As I explained in an earlier post about digital laws, there are similar trends in other areas of information technology. Kryder’s law says that memory efficiency doubles every 12 months (a bit faster than Moore’s law) and Nielsen’s law observes that bandwidth doubles every 21 months (a bit slower, which is why we’re so constrained by connection speeds).

While very few people are aware of these laws in a formal sense, even the general public notices them in everyday life. It’s been a long time since we’ve needed to delete e-mails in order to free up disk space and we’ve become used to ads reminding us that even the superfast speeds on our mobile phones will soon be “so 36 seconds ago…”

Yet, the power of information has become so pervasive it’s beginning to invade other aspects of everyday life although, much like a half century ago, most of it is still happening behind the scenes. That’s about to change.

The New Age of Technology Based Energy
Information technology is a relatively young industry. As late as 1943, Thomas Watson of IBM said that he thought that there was a market for only 5 computers in the world. Today, of course, the market is enormous, amounting to about $2.1 trillion according to Forrester including equipment and services.

By contrast, the global market for energy is already about $6 trillion and we can already see some of the same trends that drove the computer industry.

As solar power continues along this path and becomes cheaper than coal, the impact will be enormous. Mr. Sach’s testified to Congress that by 2020 solar will be the largest manufacturing industry in history.

As I’ve noted before, the energy revolution is already underway and not just in solar power. Similar advances are being seen in biofuels and battery technology as well.

Modern Day Methuselahs
According to the Bible, the longest living person in history was Methuselah, who reached the ripe old age of 969. To my knowledge, no one has come close recently and while life expectancy is increasing (there are currently more than 70,000 people aged over 100 in the U.S.), we’re still a long way off.

However, that may change as genomics and other health care technologies start to exhibit the same behavior as computers and energy. The prestigious journal Nature reports that a new machine coming out soon will cost $900 and sequence an entire genome in 15 minutes (vs. billions of dollars and a dozen years for the one completed in 2003).

While it is still a long road from genomics to dramatically improved longevity, the impact of the technology already becoming clear. An article in The Economist explains how the ENCODE project seeks to translate genomes into actual cures for disease, by building a database of the proteins that specific sequences code for.

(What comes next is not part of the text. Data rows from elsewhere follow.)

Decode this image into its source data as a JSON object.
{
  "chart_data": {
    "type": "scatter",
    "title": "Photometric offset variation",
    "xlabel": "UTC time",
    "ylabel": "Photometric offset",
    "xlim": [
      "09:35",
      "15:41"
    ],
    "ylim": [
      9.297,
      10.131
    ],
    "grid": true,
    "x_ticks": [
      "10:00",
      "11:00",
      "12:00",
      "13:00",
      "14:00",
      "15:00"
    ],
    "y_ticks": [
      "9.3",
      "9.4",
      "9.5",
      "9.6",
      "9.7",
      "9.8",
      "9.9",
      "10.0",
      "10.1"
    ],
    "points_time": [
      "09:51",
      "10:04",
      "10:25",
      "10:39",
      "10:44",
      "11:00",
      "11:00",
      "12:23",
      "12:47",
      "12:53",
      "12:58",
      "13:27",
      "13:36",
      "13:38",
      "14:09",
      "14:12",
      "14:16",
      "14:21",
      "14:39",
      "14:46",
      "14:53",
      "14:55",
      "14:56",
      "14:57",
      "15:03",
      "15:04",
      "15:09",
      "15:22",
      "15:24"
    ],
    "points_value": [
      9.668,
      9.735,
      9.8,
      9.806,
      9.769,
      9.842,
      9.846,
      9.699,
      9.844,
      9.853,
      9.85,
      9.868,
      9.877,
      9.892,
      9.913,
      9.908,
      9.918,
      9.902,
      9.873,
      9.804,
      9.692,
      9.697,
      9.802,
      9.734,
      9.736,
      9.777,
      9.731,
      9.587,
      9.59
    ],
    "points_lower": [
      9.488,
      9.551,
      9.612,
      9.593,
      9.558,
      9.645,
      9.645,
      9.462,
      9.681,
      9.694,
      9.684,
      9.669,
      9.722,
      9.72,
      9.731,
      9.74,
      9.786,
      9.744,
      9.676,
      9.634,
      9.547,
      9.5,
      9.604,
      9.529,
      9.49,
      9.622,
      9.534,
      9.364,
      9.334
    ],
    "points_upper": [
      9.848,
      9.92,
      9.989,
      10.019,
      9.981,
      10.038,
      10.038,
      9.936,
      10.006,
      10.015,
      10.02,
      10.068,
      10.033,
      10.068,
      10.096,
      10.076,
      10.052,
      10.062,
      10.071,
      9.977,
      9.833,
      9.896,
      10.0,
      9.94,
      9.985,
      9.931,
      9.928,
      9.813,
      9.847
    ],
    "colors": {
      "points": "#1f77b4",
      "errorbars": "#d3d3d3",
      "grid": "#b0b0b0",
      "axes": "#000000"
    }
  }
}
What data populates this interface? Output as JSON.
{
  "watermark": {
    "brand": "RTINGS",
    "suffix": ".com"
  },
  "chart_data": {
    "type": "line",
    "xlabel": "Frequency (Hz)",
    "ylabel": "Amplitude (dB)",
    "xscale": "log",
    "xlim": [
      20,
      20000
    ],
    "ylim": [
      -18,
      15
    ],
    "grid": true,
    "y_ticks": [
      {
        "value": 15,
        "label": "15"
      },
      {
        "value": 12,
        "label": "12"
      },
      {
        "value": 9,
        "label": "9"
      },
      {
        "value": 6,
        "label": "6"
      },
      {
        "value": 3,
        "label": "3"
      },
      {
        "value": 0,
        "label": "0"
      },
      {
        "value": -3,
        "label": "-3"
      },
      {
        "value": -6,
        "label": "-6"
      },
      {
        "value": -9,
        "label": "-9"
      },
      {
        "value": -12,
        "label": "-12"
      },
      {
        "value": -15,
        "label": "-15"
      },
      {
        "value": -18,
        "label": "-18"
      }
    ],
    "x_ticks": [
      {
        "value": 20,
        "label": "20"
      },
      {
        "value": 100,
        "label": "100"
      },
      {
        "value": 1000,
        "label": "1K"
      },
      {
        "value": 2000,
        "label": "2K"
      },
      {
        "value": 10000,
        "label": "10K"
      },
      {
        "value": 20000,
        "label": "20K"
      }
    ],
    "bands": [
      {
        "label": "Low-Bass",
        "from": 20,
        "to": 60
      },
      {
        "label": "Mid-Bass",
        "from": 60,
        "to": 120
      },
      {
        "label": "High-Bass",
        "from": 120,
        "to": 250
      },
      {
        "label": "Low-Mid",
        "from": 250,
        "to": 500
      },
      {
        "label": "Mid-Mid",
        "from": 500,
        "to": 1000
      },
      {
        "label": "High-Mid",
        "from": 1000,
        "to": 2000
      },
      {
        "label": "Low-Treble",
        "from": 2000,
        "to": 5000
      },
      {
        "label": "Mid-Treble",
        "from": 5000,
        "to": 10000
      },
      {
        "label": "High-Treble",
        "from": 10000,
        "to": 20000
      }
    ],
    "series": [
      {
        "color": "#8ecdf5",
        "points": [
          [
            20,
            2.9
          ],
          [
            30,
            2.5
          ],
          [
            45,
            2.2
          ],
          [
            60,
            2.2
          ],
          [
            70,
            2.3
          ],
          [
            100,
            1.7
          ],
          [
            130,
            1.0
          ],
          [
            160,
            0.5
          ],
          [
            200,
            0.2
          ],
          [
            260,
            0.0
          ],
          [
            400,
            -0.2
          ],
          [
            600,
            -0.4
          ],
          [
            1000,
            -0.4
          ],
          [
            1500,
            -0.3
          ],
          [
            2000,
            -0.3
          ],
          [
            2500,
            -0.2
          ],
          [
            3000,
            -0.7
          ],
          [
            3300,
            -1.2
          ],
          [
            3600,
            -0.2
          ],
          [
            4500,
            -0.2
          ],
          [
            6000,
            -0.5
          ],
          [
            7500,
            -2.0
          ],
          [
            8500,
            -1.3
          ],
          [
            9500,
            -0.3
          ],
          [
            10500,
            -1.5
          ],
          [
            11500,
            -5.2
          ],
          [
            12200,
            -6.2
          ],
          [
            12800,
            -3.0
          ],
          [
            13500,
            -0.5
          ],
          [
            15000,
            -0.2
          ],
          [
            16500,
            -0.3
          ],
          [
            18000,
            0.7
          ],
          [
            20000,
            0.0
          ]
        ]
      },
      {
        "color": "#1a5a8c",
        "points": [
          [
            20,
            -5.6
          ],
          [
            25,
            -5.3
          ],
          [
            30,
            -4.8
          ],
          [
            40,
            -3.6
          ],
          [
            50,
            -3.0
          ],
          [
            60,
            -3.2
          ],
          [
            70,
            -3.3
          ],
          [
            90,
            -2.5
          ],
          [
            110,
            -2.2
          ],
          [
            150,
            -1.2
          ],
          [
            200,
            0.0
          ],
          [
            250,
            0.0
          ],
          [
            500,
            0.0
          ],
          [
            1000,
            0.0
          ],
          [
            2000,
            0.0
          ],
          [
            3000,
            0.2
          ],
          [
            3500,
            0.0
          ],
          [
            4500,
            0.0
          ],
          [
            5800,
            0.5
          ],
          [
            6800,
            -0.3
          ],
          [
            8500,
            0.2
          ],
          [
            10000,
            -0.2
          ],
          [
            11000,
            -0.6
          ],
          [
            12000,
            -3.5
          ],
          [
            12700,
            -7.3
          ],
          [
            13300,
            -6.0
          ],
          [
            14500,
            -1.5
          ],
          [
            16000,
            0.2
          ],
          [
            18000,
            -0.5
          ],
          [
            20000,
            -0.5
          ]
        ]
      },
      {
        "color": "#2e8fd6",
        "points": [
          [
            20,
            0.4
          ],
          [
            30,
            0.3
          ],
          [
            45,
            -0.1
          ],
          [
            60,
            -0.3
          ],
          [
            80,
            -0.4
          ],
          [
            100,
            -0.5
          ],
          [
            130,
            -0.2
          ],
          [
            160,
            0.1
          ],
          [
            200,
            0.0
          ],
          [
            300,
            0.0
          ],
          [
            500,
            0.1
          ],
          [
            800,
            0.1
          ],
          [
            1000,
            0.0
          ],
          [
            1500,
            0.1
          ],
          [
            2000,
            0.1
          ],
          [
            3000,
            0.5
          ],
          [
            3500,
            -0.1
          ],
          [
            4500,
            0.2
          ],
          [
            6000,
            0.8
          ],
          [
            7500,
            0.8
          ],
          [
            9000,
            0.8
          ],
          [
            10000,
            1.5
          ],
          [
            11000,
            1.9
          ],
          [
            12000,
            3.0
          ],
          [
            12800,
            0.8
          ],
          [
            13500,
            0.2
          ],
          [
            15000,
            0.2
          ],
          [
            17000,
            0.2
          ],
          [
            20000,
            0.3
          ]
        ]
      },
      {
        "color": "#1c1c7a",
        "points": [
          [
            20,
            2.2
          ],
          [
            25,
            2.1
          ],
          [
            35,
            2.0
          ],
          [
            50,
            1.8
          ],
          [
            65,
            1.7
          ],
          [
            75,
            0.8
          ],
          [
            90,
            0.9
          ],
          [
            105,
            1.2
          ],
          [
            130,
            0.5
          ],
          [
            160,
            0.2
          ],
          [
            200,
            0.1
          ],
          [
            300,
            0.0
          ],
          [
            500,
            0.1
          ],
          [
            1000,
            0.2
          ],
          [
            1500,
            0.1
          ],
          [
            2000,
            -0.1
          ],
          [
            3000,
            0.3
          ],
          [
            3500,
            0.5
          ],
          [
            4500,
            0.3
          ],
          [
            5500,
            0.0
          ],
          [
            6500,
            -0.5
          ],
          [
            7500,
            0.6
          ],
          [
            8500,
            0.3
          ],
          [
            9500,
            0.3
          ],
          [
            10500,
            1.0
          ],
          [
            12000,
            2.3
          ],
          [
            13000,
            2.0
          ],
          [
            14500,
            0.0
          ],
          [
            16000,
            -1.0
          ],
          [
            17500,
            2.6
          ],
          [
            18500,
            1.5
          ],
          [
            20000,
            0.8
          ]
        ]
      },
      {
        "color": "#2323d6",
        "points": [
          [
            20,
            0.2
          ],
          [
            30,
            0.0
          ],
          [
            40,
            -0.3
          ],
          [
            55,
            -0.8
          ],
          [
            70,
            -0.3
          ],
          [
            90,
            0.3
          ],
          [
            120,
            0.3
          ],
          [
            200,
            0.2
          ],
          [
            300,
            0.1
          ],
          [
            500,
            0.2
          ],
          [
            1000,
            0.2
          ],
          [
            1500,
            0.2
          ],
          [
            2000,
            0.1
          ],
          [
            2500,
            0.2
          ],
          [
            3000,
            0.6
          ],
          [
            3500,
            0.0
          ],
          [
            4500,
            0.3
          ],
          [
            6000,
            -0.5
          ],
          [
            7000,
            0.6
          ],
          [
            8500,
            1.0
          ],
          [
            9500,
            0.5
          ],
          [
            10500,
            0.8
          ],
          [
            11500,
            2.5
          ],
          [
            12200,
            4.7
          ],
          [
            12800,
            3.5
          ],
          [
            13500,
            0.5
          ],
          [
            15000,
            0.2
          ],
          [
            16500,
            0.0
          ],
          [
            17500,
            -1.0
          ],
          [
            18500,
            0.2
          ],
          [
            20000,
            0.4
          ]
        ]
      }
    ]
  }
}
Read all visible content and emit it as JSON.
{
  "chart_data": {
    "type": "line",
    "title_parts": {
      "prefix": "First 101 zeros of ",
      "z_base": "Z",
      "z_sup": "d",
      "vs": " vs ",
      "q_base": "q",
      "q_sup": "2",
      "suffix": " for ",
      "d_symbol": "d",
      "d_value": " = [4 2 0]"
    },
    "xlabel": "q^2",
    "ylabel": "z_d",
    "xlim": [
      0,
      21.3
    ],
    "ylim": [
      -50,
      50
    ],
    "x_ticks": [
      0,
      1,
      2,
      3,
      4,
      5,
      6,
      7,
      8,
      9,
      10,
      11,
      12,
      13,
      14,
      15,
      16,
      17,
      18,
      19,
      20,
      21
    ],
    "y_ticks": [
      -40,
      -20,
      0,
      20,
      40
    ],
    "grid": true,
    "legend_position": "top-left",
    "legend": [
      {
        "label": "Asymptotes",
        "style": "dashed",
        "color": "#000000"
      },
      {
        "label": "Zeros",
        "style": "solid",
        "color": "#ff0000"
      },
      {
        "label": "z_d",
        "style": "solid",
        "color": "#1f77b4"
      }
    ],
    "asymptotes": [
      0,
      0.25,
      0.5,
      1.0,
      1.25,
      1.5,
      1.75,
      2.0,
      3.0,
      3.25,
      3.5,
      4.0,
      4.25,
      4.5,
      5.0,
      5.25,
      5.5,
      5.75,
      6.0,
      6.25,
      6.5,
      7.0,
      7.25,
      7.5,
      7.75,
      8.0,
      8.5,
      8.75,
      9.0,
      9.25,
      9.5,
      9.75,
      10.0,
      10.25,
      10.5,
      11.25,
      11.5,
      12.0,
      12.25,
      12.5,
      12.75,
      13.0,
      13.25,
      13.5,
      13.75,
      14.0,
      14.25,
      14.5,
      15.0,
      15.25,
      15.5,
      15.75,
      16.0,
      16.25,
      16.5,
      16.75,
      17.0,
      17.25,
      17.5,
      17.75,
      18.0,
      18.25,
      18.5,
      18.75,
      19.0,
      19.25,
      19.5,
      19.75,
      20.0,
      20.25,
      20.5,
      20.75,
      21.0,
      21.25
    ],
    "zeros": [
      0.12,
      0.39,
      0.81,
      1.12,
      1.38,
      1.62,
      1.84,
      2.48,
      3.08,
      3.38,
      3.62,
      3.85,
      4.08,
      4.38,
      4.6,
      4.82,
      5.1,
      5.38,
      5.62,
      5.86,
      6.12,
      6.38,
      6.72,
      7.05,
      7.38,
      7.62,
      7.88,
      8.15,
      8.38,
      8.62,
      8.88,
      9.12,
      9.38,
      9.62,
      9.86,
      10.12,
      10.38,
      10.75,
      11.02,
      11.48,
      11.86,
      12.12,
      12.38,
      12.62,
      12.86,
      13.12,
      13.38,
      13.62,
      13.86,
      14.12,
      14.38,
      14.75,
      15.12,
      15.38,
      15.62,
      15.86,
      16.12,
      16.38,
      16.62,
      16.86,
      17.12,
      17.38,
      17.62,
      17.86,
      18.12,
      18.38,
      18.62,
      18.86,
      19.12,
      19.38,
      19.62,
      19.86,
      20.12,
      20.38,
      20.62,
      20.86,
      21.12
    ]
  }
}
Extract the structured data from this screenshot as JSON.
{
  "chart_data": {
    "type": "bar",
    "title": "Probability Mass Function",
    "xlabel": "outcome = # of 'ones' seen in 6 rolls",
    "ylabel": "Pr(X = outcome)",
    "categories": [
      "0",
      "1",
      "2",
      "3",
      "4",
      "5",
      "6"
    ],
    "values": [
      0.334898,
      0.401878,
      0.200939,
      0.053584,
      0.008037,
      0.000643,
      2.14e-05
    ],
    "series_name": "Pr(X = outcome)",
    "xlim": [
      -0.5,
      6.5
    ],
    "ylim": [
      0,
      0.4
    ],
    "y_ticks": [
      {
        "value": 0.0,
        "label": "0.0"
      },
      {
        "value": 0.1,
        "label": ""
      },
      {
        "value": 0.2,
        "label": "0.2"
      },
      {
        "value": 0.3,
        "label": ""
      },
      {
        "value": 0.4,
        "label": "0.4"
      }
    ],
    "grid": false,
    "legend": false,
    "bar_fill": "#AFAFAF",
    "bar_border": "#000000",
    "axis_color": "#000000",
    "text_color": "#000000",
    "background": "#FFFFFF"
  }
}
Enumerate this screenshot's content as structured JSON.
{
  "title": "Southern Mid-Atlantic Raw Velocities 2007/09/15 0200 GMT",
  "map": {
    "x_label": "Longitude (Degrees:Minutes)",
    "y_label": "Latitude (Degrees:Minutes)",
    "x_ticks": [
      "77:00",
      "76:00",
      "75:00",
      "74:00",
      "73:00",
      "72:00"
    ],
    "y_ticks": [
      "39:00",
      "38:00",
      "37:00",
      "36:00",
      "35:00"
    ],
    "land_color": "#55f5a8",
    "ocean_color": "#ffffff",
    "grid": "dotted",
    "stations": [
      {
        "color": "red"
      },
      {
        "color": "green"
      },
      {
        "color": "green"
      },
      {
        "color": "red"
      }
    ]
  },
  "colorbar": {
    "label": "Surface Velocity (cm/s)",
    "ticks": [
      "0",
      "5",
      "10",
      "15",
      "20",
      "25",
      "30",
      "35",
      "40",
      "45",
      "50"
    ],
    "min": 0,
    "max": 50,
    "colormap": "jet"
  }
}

It doesn’t end with gene sequencing either. Synthetic blood is already a reality and is saving lives. Scientists are working to enhance it further with nanotechnology called respirocytes that can store hundreds of times more oxygen than natural hemoglobin does. Others are working on using our own cells to create 3D printed body parts.

We’re still a long way off from immortality, but half a century ago, when computers cost millions of dollars and took up entire rooms, an iPhone would have seemed pretty outrageous. 50 years from now, living hundreds of years could be the norm. Ray Kurzweil believes it could happen even sooner.

The 4 Gigabyte Question
What’s important to understand about these trends is they are not linear (i.e. increasing at a constant rate) but exponential (i.e. accelerating at a constant rate). So while computer storage is 1000 times more efficient than it was 10 years ago, in another decade it will be a million times better than a decade ago.

Today, energy is probably our scarcest economic commodity, but by 2030, solar will cost half of what coal does and will probably be a quarter of the price ten years after that. While medical costs are spiraling up now, as technology takes over there’s no reason they can’t come crashing down in the decades to come.

So that leaves us with an interesting question. If I can get 4GB of online for free today, what’s to stop me from getting 40 years of life or enough electricity to power my house for a year for pennies in the future? If economics is the study of how we allocate scarcity, what if we find ourselves awash in everything we now hold sacred?

Put another way, in a world of abundance, what will we pay for?